Une grande messe de clôture, célébrée conjointement par l’évêque français et l’évêque canadien a clôturé cette rencontre de quelques jours ; c’est, comme le dit Chantal : « une grande célébration où chacun apporte la richesse de ce qu’il est ».
Isabelle est habillée comme Chantal, et comme d’autres qui, derrière les stands d’accueil, s’empressent au service des pèlerins qui arrivent. L’explication : Elles ont partie de la communauté Myriam Bethléem, communauté fondée il y a 24 ans par Sœur Jeanne Bizier, et qui compte des frères, des sœurs, des prêtres. Cette communauté est contemplative la moitié du temps, et missionnaire le reste de la journée. Leur maison est une maison de prière qui accueille les personnes souhaitant se ressourcer. Elles animent également des retraites, des catéchèses, des soirées de prières.
Mais pourquoi les retrouve-t-on aujourd’hui dans un hangar près de Toronto, vêtue du tee-shirt des volontaires ?

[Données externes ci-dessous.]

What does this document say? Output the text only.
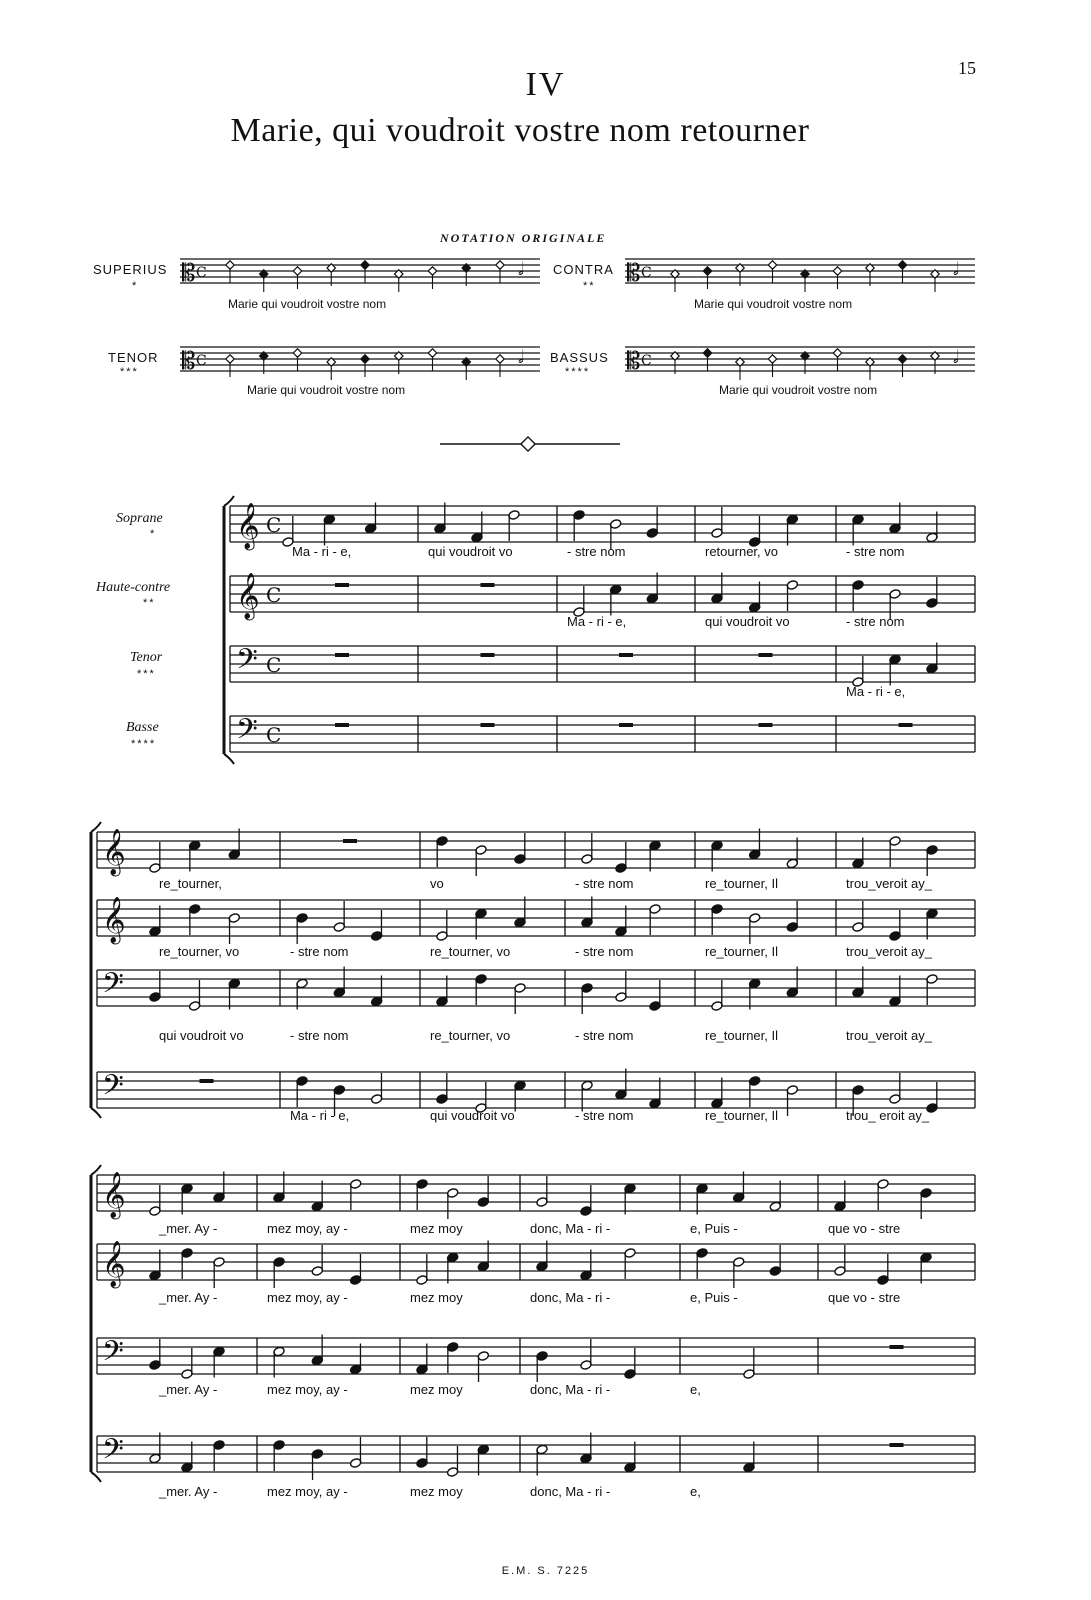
15
IV
Marie, qui voudroit vostre nom retourner
NOTATION ORIGINALE
SUPERIUS
*
Marie qui voudroit vostre nom
CONTRA
**
Marie qui voudroit vostre nom
TENOR
***
Marie qui voudroit vostre nom
BASSUS
****
Marie qui voudroit vostre nom
Soprane
*
Haute-contre
**
Tenor
***
Basse
****
𝄡 C	𝅗𝅥	𝄡 C	𝅗𝅥
𝄡 C	𝅗𝅥	𝄡 C	𝅗𝅥
𝄞 C
𝄞 C
𝄢 C
𝄢 C
𝄞
𝄞
𝄢
𝄢
𝄞
𝄞
𝄢
𝄢
Ma - ri - e,	qui voudroit vo	- stre nom	retourner, vo	- stre nom
Ma - ri - e,	qui voudroit vo	- stre nom
Ma - ri - e,
re_tourner,	vo	- stre nom	re_tourner, Il	trou_veroit ay_
re_tourner, vo	- stre nom	re_tourner, vo	- stre nom	re_tourner, Il	trou_veroit ay_
qui voudroit vo	- stre nom	re_tourner, vo	- stre nom	re_tourner, Il	trou_veroit ay_
Ma - ri - e,	qui voudroit vo	- stre nom	re_tourner, Il	trou_ eroit ay_
_mer. Ay -	mez moy, ay -	mez moy	donc, Ma - ri -	e, Puis -	que vo - stre
_mer. Ay -	mez moy, ay -	mez moy	donc, Ma - ri -	e, Puis -	que vo - stre
_mer. Ay -	mez moy, ay -	mez moy	donc, Ma - ri -	e,
_mer. Ay -	mez moy, ay -	mez moy	donc, Ma - ri -	e,
E.M. S. 7225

La communauté est ici chez elle, puisque la maison-mère se trouve être celle de Baie-Comeau. Elle compte 14 maisons dont 9 au Canada… Pour ces sœurs, dont certaines ont déjà vécu les précédentes JMJ , elles avaient été touchées par le service des jeunes ; « c’est l’occasion de vivre autre chose : nous sommes ici chez nous et il nous est possible de participer aux JMJ en tant que serviteur ; on ne pourra pas forcément revivre les JMJ de cette façon alors qu’on pourra toujours accueillir des groupes. »
Et surtout, comme le dit tous les membres de l’équipe : « nous sommes canadiens, et c’est le Canada qui accueille ; nous avons envie de rendre service, de recevoir les jeunes du monde entier. C’est bien que nous puissions permettre aux autres de profiter à fond des JMJ. »
Le mystère est résolu. La clef, ils nous l’ont donné, d’un ton convaincu et avec leur plus beau sourire : « On est heureux de servir ».